ムーンストーンには2方向に劈開(へきかい)があることがわかっており、強い衝撃を与えると割れてしまう可能性があるため注意が必要です。

劈開とは、特定の方向に割れやすい性質のことです。劈開はムーンストーンだけに見られる性質ではなく、輝石には2方向の劈開が、フローライト(蛍石)には4方向の劈開があります。鉱物のなかには特定の方向の原子の結合力が弱いものがあり、その方向に衝撃が加わると割れやすくなっているわけです。

大切な宝石の損傷を防ぐため、運動する時、重たいものを持ち運ぶ時など強い衝撃がかかる可能性がある場合は、事前に外すと良いでしょう。

なお、上記の衝撃に対する割れやすさは「靭性(じんせい)」と呼ばれます。宝石の傷つきやすさは「硬度」、割れやすさは「靭性」が示すと覚えておくと、宝石を扱う時に役立ちます。

急激な温度変化を避ける

ムーンストーンは、急激な温度変化に弱いため注意しましょう。

宝石は温度や湿度、光や化学製品に対して異なる性質を持っており、各刺激に対する耐久性を「安定性」と呼びます。ムーンストーンは、光に対する安定性は比較的高い宝石です。

しかし、ムーンストーンは熱に対する安定性があまり高くありません。急激な温度変化の状況におかれると熱衝撃が加わり、割れてしまうことがあるため、注意しましょう。

超音波洗浄機を使用しない

ムーンストーンを洗浄する際に、超音波洗浄機の使用はできるだけ避けましょう。

超音波洗浄機は、音波の振動で気泡を発生させ、その気泡が破裂した時の衝撃で汚れを落とす機器です。以前は工業用で使用されていましたが、近年では家庭用の超音波洗浄機も販売されており、メガネやジュエリー、腕時計の金属ベルトや化粧道具の洗浄に使われています。
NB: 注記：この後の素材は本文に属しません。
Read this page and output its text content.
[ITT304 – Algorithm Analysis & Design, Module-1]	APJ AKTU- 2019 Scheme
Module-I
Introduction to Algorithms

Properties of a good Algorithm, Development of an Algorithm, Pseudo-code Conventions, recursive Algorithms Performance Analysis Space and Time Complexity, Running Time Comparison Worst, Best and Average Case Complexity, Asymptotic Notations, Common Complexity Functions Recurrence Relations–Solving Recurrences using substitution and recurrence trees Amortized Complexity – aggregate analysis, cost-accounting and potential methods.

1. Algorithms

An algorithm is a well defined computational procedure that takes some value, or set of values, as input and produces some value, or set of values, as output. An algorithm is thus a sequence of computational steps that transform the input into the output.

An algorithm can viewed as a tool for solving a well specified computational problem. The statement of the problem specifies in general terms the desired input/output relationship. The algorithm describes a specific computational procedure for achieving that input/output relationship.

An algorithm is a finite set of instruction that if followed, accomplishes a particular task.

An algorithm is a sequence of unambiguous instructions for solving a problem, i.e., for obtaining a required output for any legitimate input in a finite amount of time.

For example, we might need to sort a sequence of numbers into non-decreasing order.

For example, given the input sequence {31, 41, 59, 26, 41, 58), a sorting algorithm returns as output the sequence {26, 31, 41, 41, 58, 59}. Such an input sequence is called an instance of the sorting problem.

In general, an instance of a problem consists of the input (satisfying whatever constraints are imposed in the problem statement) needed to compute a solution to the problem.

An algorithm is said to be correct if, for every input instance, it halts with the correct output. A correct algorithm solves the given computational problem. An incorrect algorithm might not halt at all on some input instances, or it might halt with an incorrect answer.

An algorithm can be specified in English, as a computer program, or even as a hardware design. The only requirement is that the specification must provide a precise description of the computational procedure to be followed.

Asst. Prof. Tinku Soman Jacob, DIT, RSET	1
超音波洗浄機は細かな隙間の汚れも短時間で落としてくれる便利な機器です。ただし、ムーンストーンは硬度や靭性があまり高くありません。超音波洗浄機を使用するとジュエリーや宝石の状態によっては割れてしまう危険性があるため、使用しないでください。

その他、強い熱が加わる可能性のあるスチームクリーナーの使用も推奨できません。


ムーンストーンのお手入れ方法

それでは、ムーンストーンをきれいに保つためにはどのようなお手入れをすれば良いのでしょうか。ここでは、普段の場合と汚れが気になる場合に分けて、ムーンストーンのお手入れ方法を解説します。

普段のお手入れ方法

ムーンストーンのジュエリーを着けた後は、柔らかくてきれいな布で、やさしく拭いてあげましょう。こまめに拭くことで、ムーンストーンの輝きを保ちやすくなります。

ムーンストーンは皮膚や汗、化粧品などがつくと本来の美しい輝きが隠れてくすんで見えてしまいます。ムーンストーンのジュエリーを着用する時は、「最後に着けて最初に外す」を意識すると、より美しく使用できます。

汚れが気になる場合のお手入れ方法

ムーンストーンの汚れが気になる場合は、セルフクリーニングを行いましょう。ご家庭でも、次の手順で汚れを落とせます。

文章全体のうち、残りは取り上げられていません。